“İlâhiyât” sözcüğü her ne kadar arapça ise de gerek yalın sözlük anlamı bakımından, gerekse terim ve kavram olarak yahudi ve hıristiyan kaynaklarına aittir. Dini olmaktan çok felsefi bir terimdir. Batı dillerinde (İng.) “Theology” ve (fr. ) “Théologie” diye geçer. Bu dalda kariyer yapanlara da ilahiyatçı (Theologian=Théologien) denir.
Judeo-Chretien güçlerin İslam Dünyası'na kültürel açıdan da egemen olmalarından sonra müslüman halkın hıristiyanlık normlarıyla rûhânîleştirilmesi gayretleri çerçevesinde mahalli terminolojiye maksatlı olarak yerleştirilmiş önemli terimlerden biri de “ilâhiyât” sözcüğüdür.

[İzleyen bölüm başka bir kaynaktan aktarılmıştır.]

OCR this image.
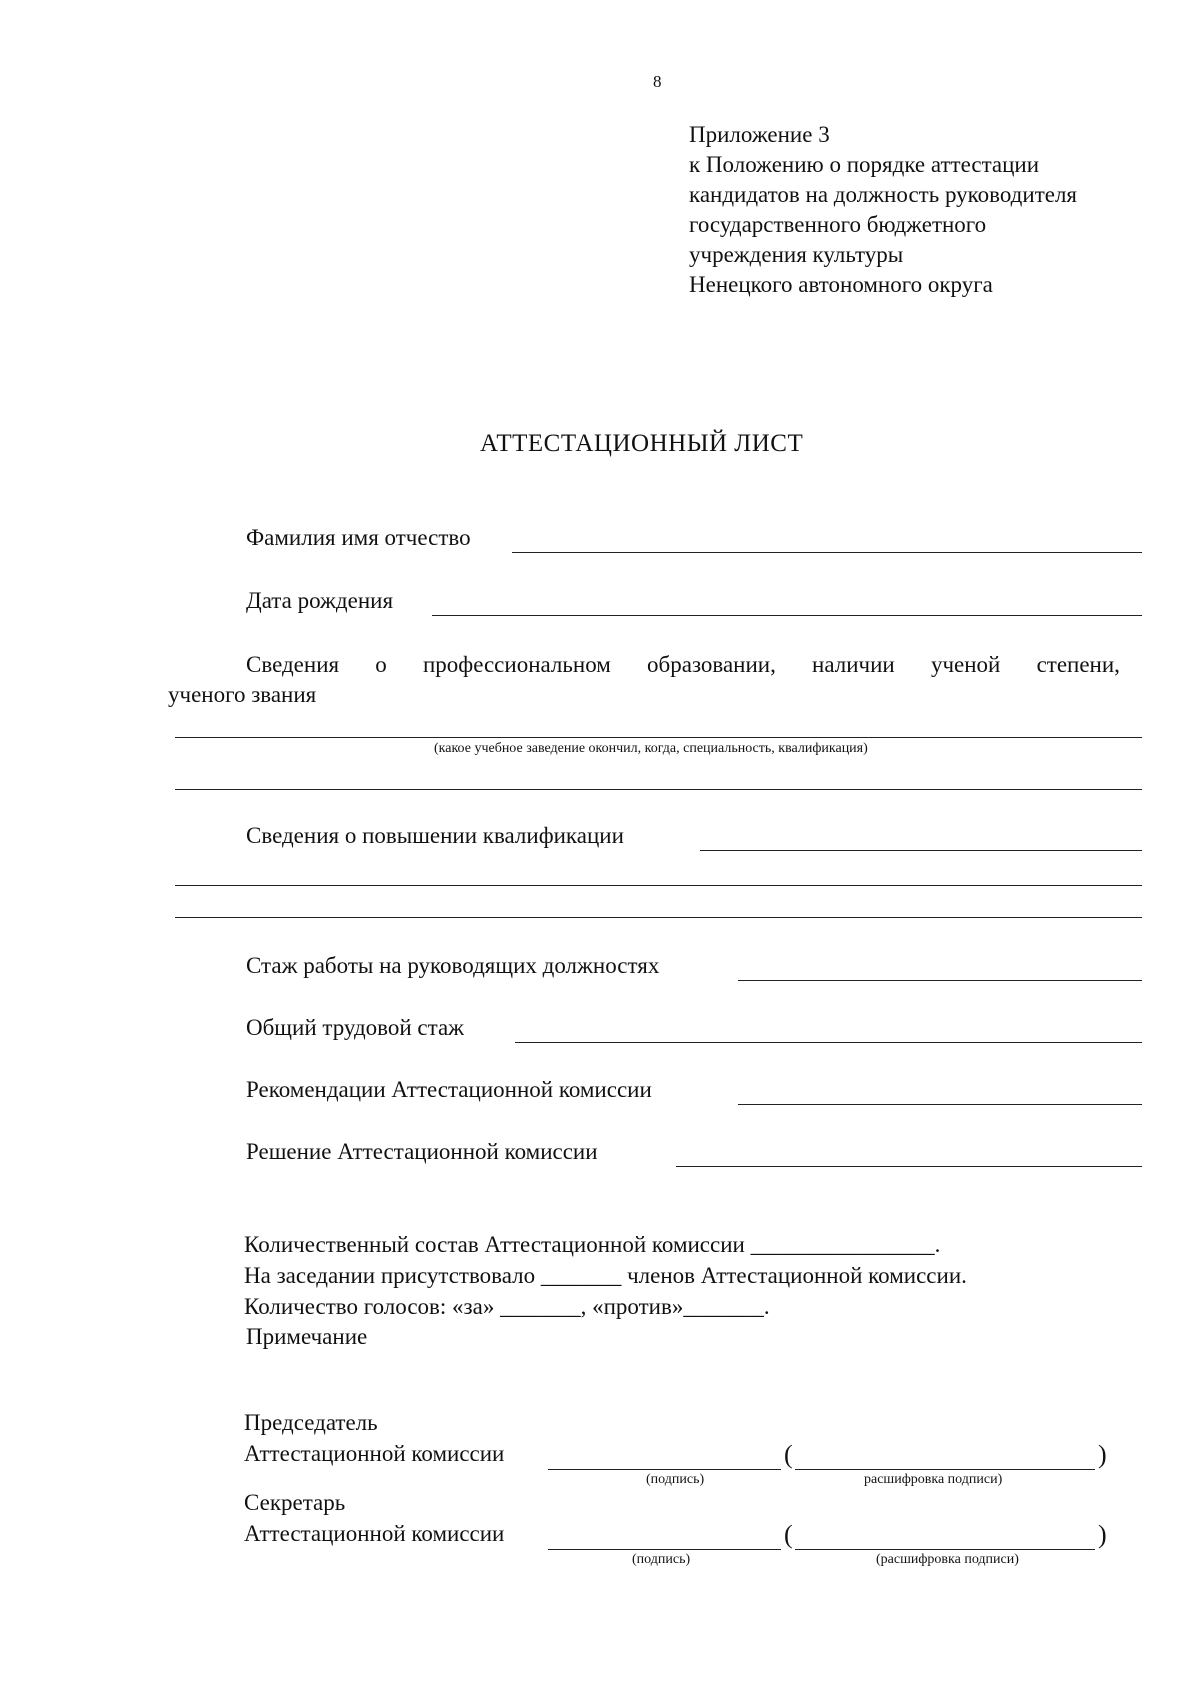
8
Приложение 3
к Положению о порядке аттестации
кандидатов на должность руководителя
государственного бюджетного
учреждения культуры
Ненецкого автономного округа
АТТЕСТАЦИОННЫЙ ЛИСТ
Фамилия имя отчество
Дата рождения
Сведения о профессиональном образовании, наличии ученой степени,
ученого звания
(какое учебное заведение окончил, когда, специальность, квалификация)
Сведения о повышении квалификации
Стаж работы на руководящих должностях
Общий трудовой стаж
Рекомендации Аттестационной комиссии
Решение Аттестационной комиссии
Количественный состав Аттестационной комиссии ________________.
На заседании присутствовало _______ членов Аттестационной комиссии.
Количество голосов: «за» _______, «против»_______.
Примечание
Председатель
Аттестационной комиссии	(	)
(подпись)	расшифровка подписи)
Секретарь
Аттестационной комиссии	(	)
(подпись)	(расшифровка подписи)
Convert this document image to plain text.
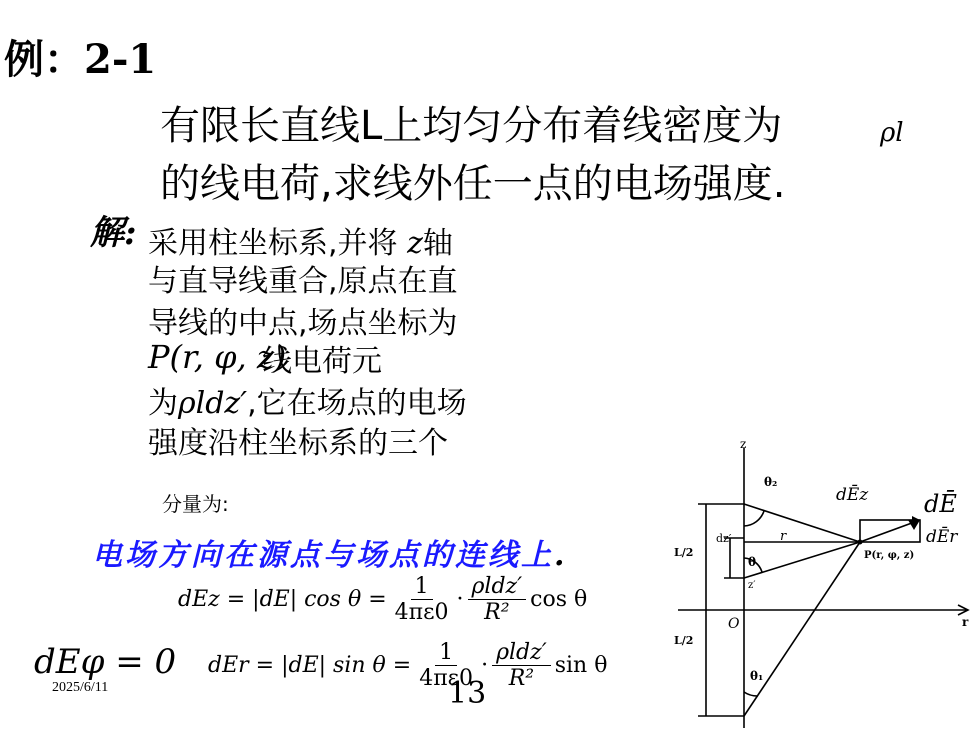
例：2-1
有限长直线L上均匀分布着线密度为	ρl
的线电荷,求线外任一点的电场强度.
解: 采用柱坐标系,并将 z轴
与直导线重合,原点在直
导线的中点,场点坐标为
P(r, φ, z)
线电荷元
为ρldz′,它在场点的电场
强度沿柱坐标系的三个
分量为:
电场方向在源点与场点的连线上.
dEz = |dE| $\cos \theta = \frac{1}{4\pi\varepsilon 0} \cdot \frac{\text{ρldz′}}{\text{R²}}$ cos θ
dEr = |dE| $\sin \theta = \frac{1}{4\pi\varepsilon 0} \cdot \frac{\text{ρldz′}}{\text{R²}}$ sin θ
dEφ = 0
2025/6/11	13
z
θ₂
r
dz′
θ
z′
O	r
L/2
L/2
θ₁
P(r, φ, z)
dĒz dĒ
dĒr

Dolayısıyla bu yabancı terimin İslamdaki “din” kavramıyla bir ilişkisi yoktur. İslam ilim çevrelerinde “İlâhiyât” terimi eskiden “filozoflarca fikir olarak ileri sürülen dine dair nazariyeler, düşünceler” [1] için kullanılırdı.
İslâmî ilimlerde eğitim veren yüksek öğretim kurumlarına aslında “İslâmî İlimler Fakültesi” gibi bir ad verilmesi gerekirken hıristiyan batının içerideki temsilcileri -müslümanlara ait olan bu kurumlara- hıristiyanlığın bir simgesi olan “ilahiyat Fakültesi” adını maksatlı olarak yakıştırmışlardır. Bu nedenle böyle bir isimlendirme âdetâ camiye kilise ya da havra adını takmaya, medreseye de ruhban okulu demeye benzer. Nitekim müslümanların yaşadığı diğer ülkelerde bunun bir örneği yoktur.
İslam'daki din kavramının orijinal kapsamını çarpıtmak amacıyla yola çıkan sinsi odaklarca kutsal değerleri yozlaştırmada isimlerden başlanması bu gayretlerin ne kadar sistematik olarak amaca ulaşmak istediğini ve ileriye dönük olarak ne kadar büyük tehlikelerle yüklü olduğunu göstermektedir.
Özet olarak, müslüman kişinin çok iyi bilmesi gereken gerçeklerden biri de “lahûtilik” anlamında kullanılan “İlâhiyât” teriminin İslâmî ilimlere ad olamayacağıdır. [2]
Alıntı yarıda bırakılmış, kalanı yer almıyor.